Homendy emphasized that the “current approach” favoring automobiles and punishing only drivers for crashes “is clearly not working. If we are going to get to zero, we will have to do something different.”
That is why she is “calling on all transportation leaders, from roadway designers and public health officials up to the governor, from vehicle manufacturers to transportation providers, from entire communities to safety advocates to embrace a new way, a new approach, a new vision.”
Homendy said the “Safe System Approach” demands the strengthening of all parts of the nation’s roadway system so that if one part fails, road users remain protected.
“With more than 200 million drivers on the road, somebody will make a mistake. That is guaranteed,” she noted. “But that mistake does not need to end in tragedy. Other parts of the system – safe vehicles, safe roads, safe speeds, and post-crash care – can still prevent the worst outcomes.”
Homendy emphasized that the United States has “spent decades” developing countermeasures and behavioral interventions targeted at individuals, rather than the entire system.
“Let’s take speeding,” she said. “Does the responsibility for speeding just fall on the driver or did the system, as a whole, fail that driver? Did the road design encourage high speeds? How about ill-conceived federal guidance that leads to ever-increasing speed limits in States? How about states which fail to give local authorities the ability to set lower speed limits? Vehicle manufacturers who design vehicles that can exceed 100 miles per hour or that have no speed limiters. The Safe System approach considers all this and more.”
She added that only through an “all-inclusive effort” can roadway fatalities fall to zero. “In short, we need to break down the silos and make sure everyone is at the table and working together to identify the best solutions,” she explained in her remarks,” Homendy said.

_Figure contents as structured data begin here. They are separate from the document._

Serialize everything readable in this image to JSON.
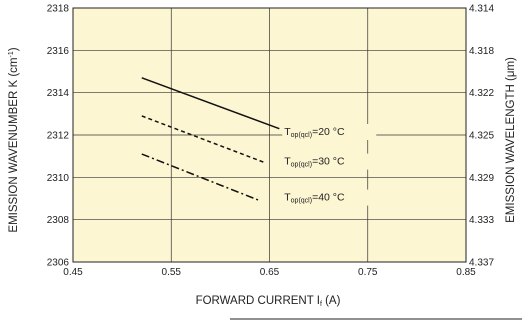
{
  "chart_data": {
    "type": "line",
    "xlabel": {
      "main": "FORWARD CURRENT I",
      "sub": "f",
      "unit": " (A)"
    },
    "ylabel_left": {
      "main": "EMISSION WAVENUMBER K (cm",
      "sup": "-1",
      "end": ")"
    },
    "ylabel_right": {
      "main": "EMISSION WAVELENGTH (μm)"
    },
    "xlim": [
      0.45,
      0.85
    ],
    "ylim": [
      2306,
      2318
    ],
    "x_ticks": [
      0.45,
      0.55,
      0.65,
      0.75,
      0.85
    ],
    "x_tick_labels": [
      "0.45",
      "0.55",
      "0.65",
      "0.75",
      "0.85"
    ],
    "y_ticks": [
      2306,
      2308,
      2310,
      2312,
      2314,
      2316,
      2318
    ],
    "y_tick_labels": [
      "2306",
      "2308",
      "2310",
      "2312",
      "2314",
      "2316",
      "2318"
    ],
    "y2_ticks": [
      2318,
      2316,
      2314,
      2312,
      2310,
      2308,
      2306
    ],
    "y2_tick_labels": [
      "4.314",
      "4.318",
      "4.322",
      "4.325",
      "4.329",
      "4.333",
      "4.337"
    ],
    "grid": true,
    "background_color": "#fdf6d3",
    "series": [
      {
        "label_main": "T",
        "label_sub": "op(qcl)",
        "label_rest": "=20 °C",
        "style": "solid",
        "x": [
          0.52,
          0.66
        ],
        "y": [
          2314.7,
          2312.3
        ],
        "label_at": [
          0.665,
          2312.0
        ]
      },
      {
        "label_main": "T",
        "label_sub": "op(qcl)",
        "label_rest": "=30 °C",
        "style": "dashed",
        "x": [
          0.52,
          0.645
        ],
        "y": [
          2312.9,
          2310.7
        ],
        "label_at": [
          0.665,
          2310.6
        ]
      },
      {
        "label_main": "T",
        "label_sub": "op(qcl)",
        "label_rest": "=40 °C",
        "style": "dashdot",
        "x": [
          0.52,
          0.64
        ],
        "y": [
          2311.1,
          2308.9
        ],
        "label_at": [
          0.665,
          2308.9
        ]
      }
    ]
  }
}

“It will take bringing everybody to the table to identify the best solutions: planners, designers, and engineers, law enforcement, policymakers, public health professionals, educators, vehicle manufacturers, insurers, rail and transit providers, car seat manufacturers, fleet managers, road users, the media, entire communities that normally don’t have a seat at the table, and many more. And that has to include our biggest critics,” she stressed.